Bu görüşmeyi kaydeden Barış Pehlivan değil. O sırada birlikte bulunduğu Halk TV Program Koordinatörü Kürşad Oğuz’dur. O da bir gazetecilik refleksiyle kaynağın açıklamalarını kayıt altına almıştır. Bu, planlanarak yapılmış bir kayıt değildir. Haber kaynağı arandığında, aranan kişinin doğru isim olduğu anlaşıldığında gazetecilik refleksi gereği kayıt başlatılmıştır.
Görüşmenin hemen ardından yine gazetecilik refleksiyle açıklamalar, yayına verilmiştir. Yayınlanmasına karar veren Genel Yayın Yönetmeni Suat Toktaş’tır.
Gazetecilik saikiyle, cevap hakkı çerçevesinde bir yayın yapılmıştır. Haber çarpıtılmamıştır. Kaynağın sözleri kesilip biçilmemiş, söyledikleri olduğu gibi aktarılmıştır.
Pek çok televizyon kanalının canlı yayınında ismi defalarca zikredilen kişinin artık kendisi haberdir, haber değeri vardır. Nitekim Halk TV yayınının başka yayın organlarınca alınıp kullanılması bunun bir göstergesidir.

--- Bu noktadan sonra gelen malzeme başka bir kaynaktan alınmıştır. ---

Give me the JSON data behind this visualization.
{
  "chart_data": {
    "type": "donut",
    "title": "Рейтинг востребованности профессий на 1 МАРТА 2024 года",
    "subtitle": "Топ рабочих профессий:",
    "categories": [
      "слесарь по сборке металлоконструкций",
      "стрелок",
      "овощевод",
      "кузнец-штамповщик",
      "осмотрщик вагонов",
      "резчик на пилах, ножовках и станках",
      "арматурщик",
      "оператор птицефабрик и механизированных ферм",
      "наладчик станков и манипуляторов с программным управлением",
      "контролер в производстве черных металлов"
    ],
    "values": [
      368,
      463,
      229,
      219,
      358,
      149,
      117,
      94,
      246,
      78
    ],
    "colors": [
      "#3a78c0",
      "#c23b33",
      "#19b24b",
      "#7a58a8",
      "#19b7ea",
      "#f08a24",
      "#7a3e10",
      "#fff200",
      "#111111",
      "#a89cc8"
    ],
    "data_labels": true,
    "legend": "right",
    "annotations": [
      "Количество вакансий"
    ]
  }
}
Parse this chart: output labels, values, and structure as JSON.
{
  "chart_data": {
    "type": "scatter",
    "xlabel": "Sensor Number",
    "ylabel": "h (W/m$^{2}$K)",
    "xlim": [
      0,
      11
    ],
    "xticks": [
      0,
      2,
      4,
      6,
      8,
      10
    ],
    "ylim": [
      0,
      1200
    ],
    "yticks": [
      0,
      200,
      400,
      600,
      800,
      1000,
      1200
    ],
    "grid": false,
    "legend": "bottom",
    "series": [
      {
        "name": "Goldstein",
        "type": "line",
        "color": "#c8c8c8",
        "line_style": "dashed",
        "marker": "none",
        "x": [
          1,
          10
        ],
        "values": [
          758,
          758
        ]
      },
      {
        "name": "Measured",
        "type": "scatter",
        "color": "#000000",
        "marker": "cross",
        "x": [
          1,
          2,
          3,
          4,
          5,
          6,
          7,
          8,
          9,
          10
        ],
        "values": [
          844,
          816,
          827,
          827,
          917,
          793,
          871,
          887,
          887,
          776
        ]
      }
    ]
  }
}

Yeni Şafak Gazetesi de haber değeri görmüş olmalı ki, aynı kişiyle konuşup ertesi gün basılı gazetede açıklamalarına yer vermiştir.

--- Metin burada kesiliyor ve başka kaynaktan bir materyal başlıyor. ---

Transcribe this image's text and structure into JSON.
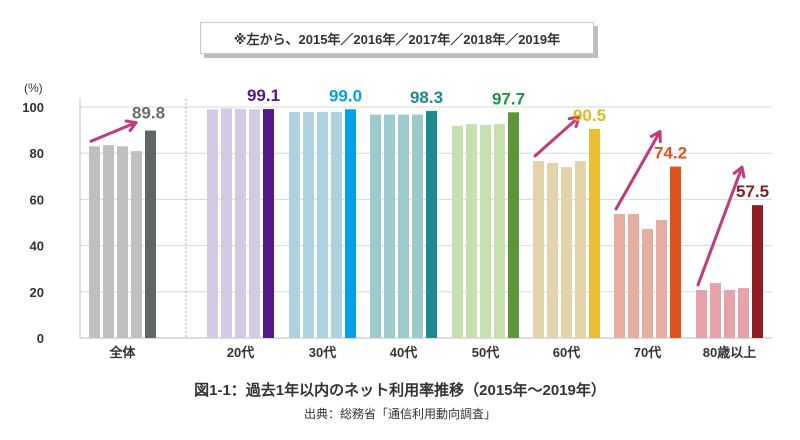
{
  "note": "※左から、2015年／2016年／2017年／2018年／2019年",
  "caption": "図1-1：過去1年以内のネット利用率推移（2015年～2019年）",
  "source": "出典：総務省「通信利用動向調査」",
  "chart_data": {
    "type": "bar",
    "title": "過去1年以内のネット利用率推移（2015年～2019年）",
    "ylabel": "(%)",
    "ylim": [
      0,
      100
    ],
    "yticks": [
      "0",
      "20",
      "40",
      "60",
      "80",
      "100"
    ],
    "grid": true,
    "series_years": [
      "2015",
      "2016",
      "2017",
      "2018",
      "2019"
    ],
    "categories": [
      "全体",
      "20代",
      "30代",
      "40代",
      "50代",
      "60代",
      "70代",
      "80歳以上"
    ],
    "groups": [
      {
        "name": "全体",
        "values": [
          83.0,
          83.5,
          83.0,
          80.9,
          89.8
        ],
        "label": "89.8",
        "light": "#c0c0c0",
        "dark": "#606565",
        "arrow": true
      },
      {
        "name": "20代",
        "values": [
          99.0,
          99.4,
          99.2,
          99.0,
          99.1
        ],
        "label": "99.1",
        "light": "#d3cbe4",
        "dark": "#55198a",
        "arrow": false
      },
      {
        "name": "30代",
        "values": [
          97.9,
          97.9,
          97.9,
          97.9,
          99.0
        ],
        "label": "99.0",
        "light": "#b0d2e0",
        "dark": "#06a0e5",
        "arrow": false
      },
      {
        "name": "40代",
        "values": [
          96.7,
          96.7,
          96.7,
          96.7,
          98.3
        ],
        "label": "98.3",
        "light": "#9bcbcd",
        "dark": "#1e8a8f",
        "arrow": false
      },
      {
        "name": "50代",
        "values": [
          91.8,
          92.6,
          92.2,
          92.6,
          97.7
        ],
        "label": "97.7",
        "light": "#c7e0b0",
        "dark": "#5c9635",
        "arrow": false
      },
      {
        "name": "60代",
        "values": [
          76.6,
          75.8,
          74.0,
          76.6,
          90.5
        ],
        "label": "90.5",
        "light": "#e3d4ab",
        "dark": "#e8c032",
        "arrow": true
      },
      {
        "name": "70代",
        "values": [
          53.7,
          53.7,
          47.2,
          51.1,
          74.2
        ],
        "label": "74.2",
        "light": "#e6aea1",
        "dark": "#e0531c",
        "arrow": true
      },
      {
        "name": "80歳以上",
        "values": [
          20.8,
          23.8,
          20.8,
          21.6,
          57.5
        ],
        "label": "57.5",
        "light": "#e6a4aa",
        "dark": "#8f1d23",
        "arrow": true
      }
    ],
    "label_colors": [
      "#6b6b6b",
      "#55198a",
      "#06a0e5",
      "#1e8a8f",
      "#1f9448",
      "#e8b820",
      "#e0531c",
      "#8f1d23"
    ],
    "arrow_color": "#c03a7c"
  }
}
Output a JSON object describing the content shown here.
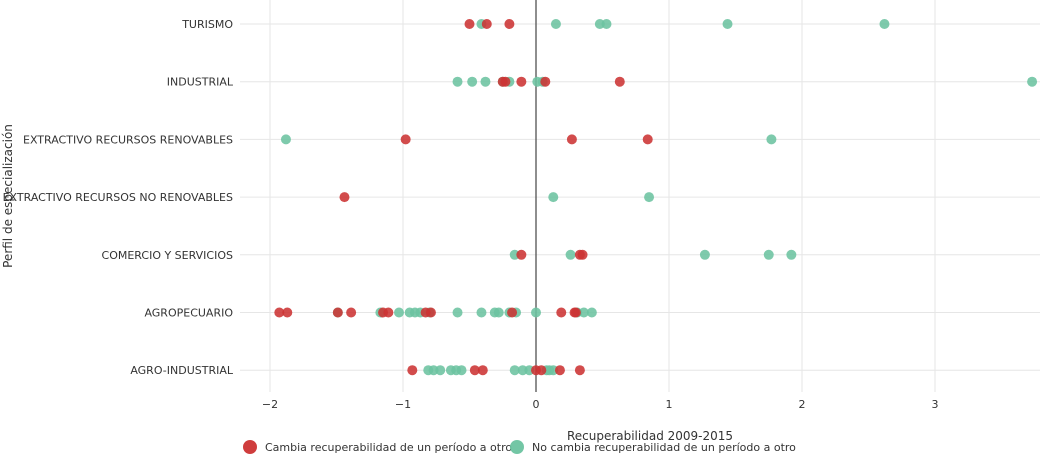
{
  "chart_data": {
    "type": "scatter",
    "title": "",
    "xlabel": "Recuperabilidad 2009-2015",
    "ylabel": "Perfil de especialización",
    "xlim": [
      -2.5,
      3.8
    ],
    "x_ticks": [
      -2,
      -1,
      0,
      1,
      2,
      3
    ],
    "x_tick_labels": [
      "−2",
      "−1",
      "0",
      "1",
      "2",
      "3"
    ],
    "categories": [
      "TURISMO",
      "INDUSTRIAL",
      "EXTRACTIVO RECURSOS RENOVABLES",
      "EXTRACTIVO RECURSOS NO RENOVABLES",
      "COMERCIO Y SERVICIOS",
      "AGROPECUARIO",
      "AGRO-INDUSTRIAL"
    ],
    "grid": true,
    "legend_position": "bottom",
    "series": [
      {
        "name": "Cambia recuperabilidad de un período a otro",
        "color": "#cc3333",
        "points": {
          "TURISMO": [
            -0.5,
            -0.37,
            -0.2
          ],
          "INDUSTRIAL": [
            -0.25,
            -0.23,
            -0.11,
            0.07,
            0.63
          ],
          "EXTRACTIVO RECURSOS RENOVABLES": [
            -0.98,
            0.27,
            0.84
          ],
          "EXTRACTIVO RECURSOS NO RENOVABLES": [
            -1.44
          ],
          "COMERCIO Y SERVICIOS": [
            -0.11,
            0.33,
            0.35
          ],
          "AGROPECUARIO": [
            -1.93,
            -1.87,
            -1.39,
            -1.49,
            -1.15,
            -1.11,
            -0.83,
            -0.79,
            -0.18,
            0.19,
            0.29,
            0.3
          ],
          "AGRO-INDUSTRIAL": [
            -0.93,
            -0.46,
            -0.4,
            0.0,
            0.04,
            0.18,
            0.33
          ]
        }
      },
      {
        "name": "No cambia recuperabilidad de un período a otro",
        "color": "#6cc3a0",
        "points": {
          "TURISMO": [
            -0.41,
            0.15,
            0.48,
            0.53,
            1.44,
            2.62
          ],
          "INDUSTRIAL": [
            -0.59,
            -0.48,
            -0.38,
            -0.25,
            -0.2,
            0.01,
            0.05,
            3.73
          ],
          "EXTRACTIVO RECURSOS RENOVABLES": [
            -1.88,
            1.77
          ],
          "EXTRACTIVO RECURSOS NO RENOVABLES": [
            0.13,
            0.85
          ],
          "COMERCIO Y SERVICIOS": [
            -0.16,
            0.26,
            1.27,
            1.75,
            1.92
          ],
          "AGROPECUARIO": [
            -1.49,
            -1.17,
            -1.03,
            -0.95,
            -0.91,
            -0.87,
            -0.8,
            -0.59,
            -0.41,
            -0.31,
            -0.28,
            -0.2,
            -0.15,
            0.0,
            0.31,
            0.36,
            0.42
          ],
          "AGRO-INDUSTRIAL": [
            -0.81,
            -0.77,
            -0.72,
            -0.64,
            -0.6,
            -0.56,
            -0.16,
            -0.1,
            -0.05,
            0.08,
            0.1,
            0.13
          ]
        }
      }
    ]
  }
}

Avrupa İnsan Hakları Mahkemesi ve Anayasa Mahkemesi kararlarına aykırı olarak canlı yayında yapılan açıklamalara bile soruşturma açılan bir hukuksuzluk ortamında, hukuk konuşmadığımızın farkındayız. Burada sorgulanacaksa cevap hakkı çerçevesinde yapılmış gazetecilik faaliyeti değil, hukuk zorlanarak Halk TV’ye ve programcılarına açılan soruşturmalar sorgulanmalıdır.
Bu kaydı yayınlanmak suçsa, Halk TV’ye linç kampanyası başlatmak ve yürütmek için Melih Gökçek ve AK Parti Tanıtım ve Medya Başkanı Hamza Dağ’ın aynı kaydı yayınladığını ve hala silmediklerini hatırlatmak isteriz. Aynı kayıt aynı gün Beyaz TV’de de yayınlanmış, üzerine yorumlar yapılmıştır. Bu kaydı yayınlamak Halk TV için suçsa Beyaz TV için suç olmayacak mıdır? Bize yasak olan, onlara yasal mıdır?
Bu vesileyle Barış Pehlivan, Serhan Asker ve Seda Selek’in gözaltına alınmaları üzerine destek için arayan, mesaj atan, yayına katılan, akşamın bir saatinde soğuk havaya rağmen dayanışma göstermek için kanalına koşan izleyicilerimize minnettarlığımızı ifade etmek isteriz."